Dans mon travail, la surface est ‘territoire’. Les toiles se réfèrent en couleur et en texture au monde matériel. Les fonds de toiles sont souvent gris comme les pavés de la ville, couverts d’éraflures, de signes et d’empreintes. Les matériaux proviennent de toutes sphères de la vie, et sont comme noyés dans le travail d’assemblage, parfois des mots sont incrits sur la toile. Ils ont pour fonction de laisser la trace de mes pensées, notes énigmatiques placées durant mon le travail, ce sont des mots qui ne sont pas vraiment adressés. Certaines oeuvres intègrent des objets trouvés, ou des objets ayant appartenus à ma famille, leur fonction première est déplacée, l’objet perd ainsi de son affect passant du domaine du personel à ce qui n’est pas personnel, mais public. L’objet est ainsi recyclé (je gagne de la place), et son histoire transcendée car il participe à la création de quelque chose de totalement nouveau.

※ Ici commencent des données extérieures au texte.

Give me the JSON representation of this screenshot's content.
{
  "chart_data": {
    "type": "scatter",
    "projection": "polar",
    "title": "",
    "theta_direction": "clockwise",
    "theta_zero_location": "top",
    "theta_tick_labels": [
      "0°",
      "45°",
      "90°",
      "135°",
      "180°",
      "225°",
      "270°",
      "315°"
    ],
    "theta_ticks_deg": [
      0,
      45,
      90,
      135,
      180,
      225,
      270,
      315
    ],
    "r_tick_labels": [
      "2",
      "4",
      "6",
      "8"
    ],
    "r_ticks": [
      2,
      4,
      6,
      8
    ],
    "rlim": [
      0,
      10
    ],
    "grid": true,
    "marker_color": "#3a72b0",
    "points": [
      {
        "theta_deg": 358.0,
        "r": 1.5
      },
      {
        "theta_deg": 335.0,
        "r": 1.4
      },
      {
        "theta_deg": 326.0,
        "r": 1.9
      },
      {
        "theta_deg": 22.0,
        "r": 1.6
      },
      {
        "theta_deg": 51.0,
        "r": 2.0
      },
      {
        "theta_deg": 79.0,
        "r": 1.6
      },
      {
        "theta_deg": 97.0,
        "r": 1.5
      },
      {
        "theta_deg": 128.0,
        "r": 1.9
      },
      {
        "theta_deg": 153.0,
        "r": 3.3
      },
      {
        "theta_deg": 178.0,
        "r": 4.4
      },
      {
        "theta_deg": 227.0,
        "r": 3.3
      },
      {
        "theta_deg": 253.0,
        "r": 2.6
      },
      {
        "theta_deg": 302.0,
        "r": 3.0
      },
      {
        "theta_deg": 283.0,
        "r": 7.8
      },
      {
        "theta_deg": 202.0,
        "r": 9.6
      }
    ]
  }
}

Les toiles, rectangulaires ou trapezoidales, sont à la fois peinture et objet: de loin elles semblent solides comme des sculptures, en approchant de la toile un phénomène de transparence s’effectue et elles s’ouvrent. La structure laisse alors place à la reverie.
C’est une façon de penser l’acte de peindre comme une promenade architecturale et le support de la toile comme un territoire. Mon travail alors se débat avec le problème de la limitation et des contraintes, de la distance aux choses, et à mon histoire avec l’architecture et le modernisme.

Il y a dans mes oeuvres une dichotomie entre le physique et le mental, une anxiété contenue. Le spectateur va être peut être pris d’un léger moment d’inconfort, jusqu’a ce que l’oeil se joigne a l’esprit et suive d’autres chemins…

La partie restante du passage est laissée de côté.